Lunchtime seminars were well attended, with 80 delegates attending the seminar by Nick Avis of Place Campbell on tax matters affecting alternative business structures.

The afternoon Criminal Workshop was led by Mark Lucraft QC, Paul Mendelle QC and Anthony Shaw QC. They discussed the recent
cuts to criminal legal aid, and the options available to barristers should further fee cuts be proposed. They also discussed the relationship
between self-employed barristers and the Crown Prosecution Service. This had been an area of tension due to the increase of in-house advocacy, but the Bar Council were now in constructive discussions with the CPS and a way forward was expected to be found.

The Civil Workshop was led by Robert Latham and Martin Seaward. Discussion included Lord Justice Jackson’s proposal that conditional fee agreements (CFAs) be changed so that the claimant becomes liable to pay the success fee and for the maximum CFA uplift to be 25%. The initial purpose of the 100% maximum uplift for CFAs was to enable the fees from winning CFA cases to balance the zero fees from losing cases. Delegates expressed concern that a 25% maximum uplift could make CFAs uneconomic, with a consequent detrimental effect on access to justice.

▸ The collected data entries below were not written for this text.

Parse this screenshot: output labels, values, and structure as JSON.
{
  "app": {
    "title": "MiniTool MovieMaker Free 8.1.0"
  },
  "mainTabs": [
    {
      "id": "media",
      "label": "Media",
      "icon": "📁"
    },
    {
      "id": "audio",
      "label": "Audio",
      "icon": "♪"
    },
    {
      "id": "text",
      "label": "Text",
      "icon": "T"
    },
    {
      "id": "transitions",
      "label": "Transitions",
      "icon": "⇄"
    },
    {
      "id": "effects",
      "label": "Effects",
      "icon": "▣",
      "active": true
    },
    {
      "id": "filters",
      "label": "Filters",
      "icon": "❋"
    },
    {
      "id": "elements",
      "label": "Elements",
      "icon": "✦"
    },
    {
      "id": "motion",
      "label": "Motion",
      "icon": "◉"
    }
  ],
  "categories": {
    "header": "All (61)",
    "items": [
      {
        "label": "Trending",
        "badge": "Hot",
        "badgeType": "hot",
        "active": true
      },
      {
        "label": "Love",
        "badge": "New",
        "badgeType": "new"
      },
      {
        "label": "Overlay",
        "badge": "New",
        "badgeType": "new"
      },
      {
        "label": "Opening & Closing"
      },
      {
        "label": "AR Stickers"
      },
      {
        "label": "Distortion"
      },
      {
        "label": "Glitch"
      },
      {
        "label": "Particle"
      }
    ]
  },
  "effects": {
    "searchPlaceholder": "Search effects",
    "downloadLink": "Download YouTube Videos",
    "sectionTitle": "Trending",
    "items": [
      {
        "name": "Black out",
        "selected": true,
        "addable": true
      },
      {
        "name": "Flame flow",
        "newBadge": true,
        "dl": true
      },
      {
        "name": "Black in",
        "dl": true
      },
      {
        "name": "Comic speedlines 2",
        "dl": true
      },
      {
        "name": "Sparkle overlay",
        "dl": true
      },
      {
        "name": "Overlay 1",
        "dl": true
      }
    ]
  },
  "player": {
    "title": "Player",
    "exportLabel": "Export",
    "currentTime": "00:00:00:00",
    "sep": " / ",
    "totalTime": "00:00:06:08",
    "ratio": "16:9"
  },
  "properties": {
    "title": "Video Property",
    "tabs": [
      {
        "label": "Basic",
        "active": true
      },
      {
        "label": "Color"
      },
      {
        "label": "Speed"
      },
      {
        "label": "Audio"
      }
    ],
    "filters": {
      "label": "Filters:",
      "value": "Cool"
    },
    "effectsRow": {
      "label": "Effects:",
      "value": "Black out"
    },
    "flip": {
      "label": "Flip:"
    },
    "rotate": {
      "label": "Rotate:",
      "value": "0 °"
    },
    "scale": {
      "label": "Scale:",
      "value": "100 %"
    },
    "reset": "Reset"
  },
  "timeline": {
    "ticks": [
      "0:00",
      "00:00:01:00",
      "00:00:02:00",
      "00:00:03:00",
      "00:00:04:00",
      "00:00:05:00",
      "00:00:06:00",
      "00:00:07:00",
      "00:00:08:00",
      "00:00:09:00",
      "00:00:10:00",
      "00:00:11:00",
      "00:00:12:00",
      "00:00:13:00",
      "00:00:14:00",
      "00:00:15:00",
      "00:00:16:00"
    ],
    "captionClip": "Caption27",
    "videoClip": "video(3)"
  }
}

The group then discussed contingency fee agreements, also known as damages based agreements. In contrast to conditional fee agreements (which are a percentage uplift on normal fees), contingency fee agreements are an agreement to receive a percentage share
of the amount recovered. Previously, only solicitors were permitted to conduct cases under a contingency fee basis and only in noncontentious business (Solicitors Act 1974). Now, the Damages-based Agreement Regulations (2010) make it lawful for barristers to undertake employment tribunals on a contingency fee basis. However, there was debate as to whether this should be expressly permitted by the Bar Council Code of Conduct. The majority at the workshop felt that there should be a level playing field for both barristers and solicitors. Martin Seaward, Chairman of the Bar Council’s CFA Panel, stated that it had been agreed that guidance should be produced in the event that barristers wanted to enter into contingency fee agreements. He asked delegates whether such guidance should have disciplinary sanctions if not followed. Delegates agreed that it should. The Family Workshop discussed how the Family Bar might utilise
new business structures both to increase their market share and to contract directly with the Legal Services Commission in the future. Some concerns about ‘ProcureCos’ and other new business models were discussed, including the fear ofchambers being seen as another firm of solicitors, and the need for specialist input to help chambers to develop theinfrastructure to be able to bid for contracts and to support the litigation component of contracts. Delegates agreed on the importance of the Family Bar considering collectively how ‘ProcureCo’ might be developed to suit the Family Bar. Whilst it was agreed that the referral model was very good for both the public and to ensure access to justice, it was necessary for chambers to have additional flexibility to respond to rapidly changing markets. Stephen Cobb QC emphasised that the ‘f word’ is not ‘fusion’, but ‘flexibility’.